Despite being hired by the public, too many Washington lawmakers hold themselves above their employers. Sen. Paul Harris, R-Vancouver, is one of the few who recognizes his duty to the people, and more legislators should follow his sense of obligation.
When Washington’s Public Records Act was passed with 72 percent of the vote in 1972, the law — and the premise behind it — was fairly simple.
“The people, in delegating authority, do not give their public servants the right to decide what is good for the people to know and what is not good for them to know,” the law reads. “The people insist on remaining informed so that they may maintain control over the instruments that they have created.”
Yet, as reported by The Seattle Times, many lawmakers invoke “legislative privilege” to keep the public in the dark. As the Times notes editorially: “House lawyers rooted around in the state Constitution and linked it to a provision that shields lawmakers from legal consequences for statements they make in debate.”
Elected officials use that provision to keep secret items such as their work-related emails and their work-related schedules. The result could be behind-the-scenes negotiations that impact public policy and are important to the public interest.
Last week, seven current and former lawmakers were honored by the Washington Coalition of Open Government for signing a pledge last year never to invoke that so-called privilege. Harris, who was a state representative at the time, was among those honored.
Because Harris long has been a responsive, straight-shooting legislator, his stance on the issue is not surprising. But many other lawmakers have embraced an arrogant position that violates their commitment to the public.
As The Columbian has written editorially in the past: “Effective and responsive government depends upon transparency. Lawmakers are beholden to the public, bereft of special dispensation that allows them to keep secrets from citizens.”
In other words, imagine if you ran a business and one of your employees tried to hide their work emails or who they had meetings with during work hours. As a supervisor, you would not stand for it; nor should the public when it comes to lawmakers.

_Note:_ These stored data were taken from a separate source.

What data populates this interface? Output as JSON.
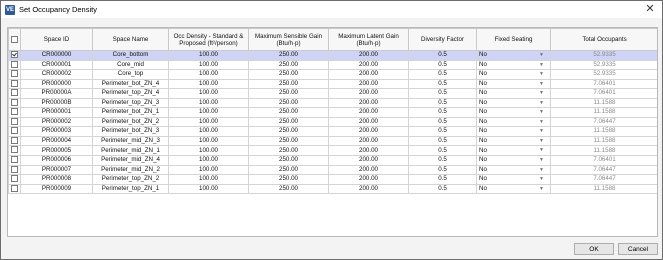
{
  "window": {
    "title": "Set Occupancy Density",
    "app_icon": "VE",
    "close_glyph": "✕"
  },
  "table": {
    "columns": [
      "",
      "Space ID",
      "Space Name",
      "Occ Density - Standard & Proposed (ft²/person)",
      "Maximum Sensible Gain (Btu/h·p)",
      "Maximum Latent Gain (Btu/h·p)",
      "Diversity Factor",
      "Fixed Seating",
      "Total Occupants"
    ],
    "rows": [
      {
        "checked": true,
        "id": "CR000000",
        "name": "Core_bottom",
        "density": "100.00",
        "sensible": "250.00",
        "latent": "200.00",
        "diversity": "0.5",
        "seating": "No",
        "occupants": "52.9335"
      },
      {
        "checked": false,
        "id": "CR000001",
        "name": "Core_mid",
        "density": "100.00",
        "sensible": "250.00",
        "latent": "200.00",
        "diversity": "0.5",
        "seating": "No",
        "occupants": "52.9335"
      },
      {
        "checked": false,
        "id": "CR000002",
        "name": "Core_top",
        "density": "100.00",
        "sensible": "250.00",
        "latent": "200.00",
        "diversity": "0.5",
        "seating": "No",
        "occupants": "52.9335"
      },
      {
        "checked": false,
        "id": "PR000000",
        "name": "Perimeter_bot_ZN_4",
        "density": "100.00",
        "sensible": "250.00",
        "latent": "200.00",
        "diversity": "0.5",
        "seating": "No",
        "occupants": "7.06401"
      },
      {
        "checked": false,
        "id": "PR00000A",
        "name": "Perimeter_top_ZN_4",
        "density": "100.00",
        "sensible": "250.00",
        "latent": "200.00",
        "diversity": "0.5",
        "seating": "No",
        "occupants": "7.06401"
      },
      {
        "checked": false,
        "id": "PR00000B",
        "name": "Perimeter_top_ZN_3",
        "density": "100.00",
        "sensible": "250.00",
        "latent": "200.00",
        "diversity": "0.5",
        "seating": "No",
        "occupants": "11.1588"
      },
      {
        "checked": false,
        "id": "PR000001",
        "name": "Perimeter_bot_ZN_1",
        "density": "100.00",
        "sensible": "250.00",
        "latent": "200.00",
        "diversity": "0.5",
        "seating": "No",
        "occupants": "11.1588"
      },
      {
        "checked": false,
        "id": "PR000002",
        "name": "Perimeter_bot_ZN_2",
        "density": "100.00",
        "sensible": "250.00",
        "latent": "200.00",
        "diversity": "0.5",
        "seating": "No",
        "occupants": "7.06447"
      },
      {
        "checked": false,
        "id": "PR000003",
        "name": "Perimeter_bot_ZN_3",
        "density": "100.00",
        "sensible": "250.00",
        "latent": "200.00",
        "diversity": "0.5",
        "seating": "No",
        "occupants": "11.1588"
      },
      {
        "checked": false,
        "id": "PR000004",
        "name": "Perimeter_mid_ZN_3",
        "density": "100.00",
        "sensible": "250.00",
        "latent": "200.00",
        "diversity": "0.5",
        "seating": "No",
        "occupants": "11.1588"
      },
      {
        "checked": false,
        "id": "PR000005",
        "name": "Perimeter_mid_ZN_1",
        "density": "100.00",
        "sensible": "250.00",
        "latent": "200.00",
        "diversity": "0.5",
        "seating": "No",
        "occupants": "11.1588"
      },
      {
        "checked": false,
        "id": "PR000006",
        "name": "Perimeter_mid_ZN_4",
        "density": "100.00",
        "sensible": "250.00",
        "latent": "200.00",
        "diversity": "0.5",
        "seating": "No",
        "occupants": "7.06401"
      },
      {
        "checked": false,
        "id": "PR000007",
        "name": "Perimeter_mid_ZN_2",
        "density": "100.00",
        "sensible": "250.00",
        "latent": "200.00",
        "diversity": "0.5",
        "seating": "No",
        "occupants": "7.06447"
      },
      {
        "checked": false,
        "id": "PR000008",
        "name": "Perimeter_top_ZN_2",
        "density": "100.00",
        "sensible": "250.00",
        "latent": "200.00",
        "diversity": "0.5",
        "seating": "No",
        "occupants": "7.06447"
      },
      {
        "checked": false,
        "id": "PR000009",
        "name": "Perimeter_top_ZN_1",
        "density": "100.00",
        "sensible": "250.00",
        "latent": "200.00",
        "diversity": "0.5",
        "seating": "No",
        "occupants": "11.1588"
      }
    ]
  },
  "buttons": {
    "ok": "OK",
    "cancel": "Cancel"
  },
  "colors": {
    "selected_row": "#cfd3f5",
    "occupants_text": "#8a8a8a",
    "app_icon": "#2d5b9a"
  }
}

But legislators in Washington and government officials at all levels – most notably the U.S. Supreme Court — have increasingly attempted to obfuscate their communications. When Washington’s Public Records Act was passed, 10 allowable exemptions were included; now, there are more than 500 exemptions, reflecting how lawmakers have gradually pulled a veil over government.
In its 2024 report, the Washington Coalition of Open Government ranked the Legislature among five problems plaguing government transparency. In an update, the organization wrote: “As we enter 2025, the erosion is even worse. Open government is under assault.”
The use of legislative privilege is being challenged in the courts with a pair of lawsuits. Superior court judges have upheld the right, but both suits are on appeal and might land in the state Supreme Court.
Legislators should not allow them to get that far. They should recognize their duty to their employers, erring on the side of transparency rather than pretending that their discussions are too important for the people to hear.
The people of Washington, after all, have made clear that public servants do not have the right to decide what is good for the public to know.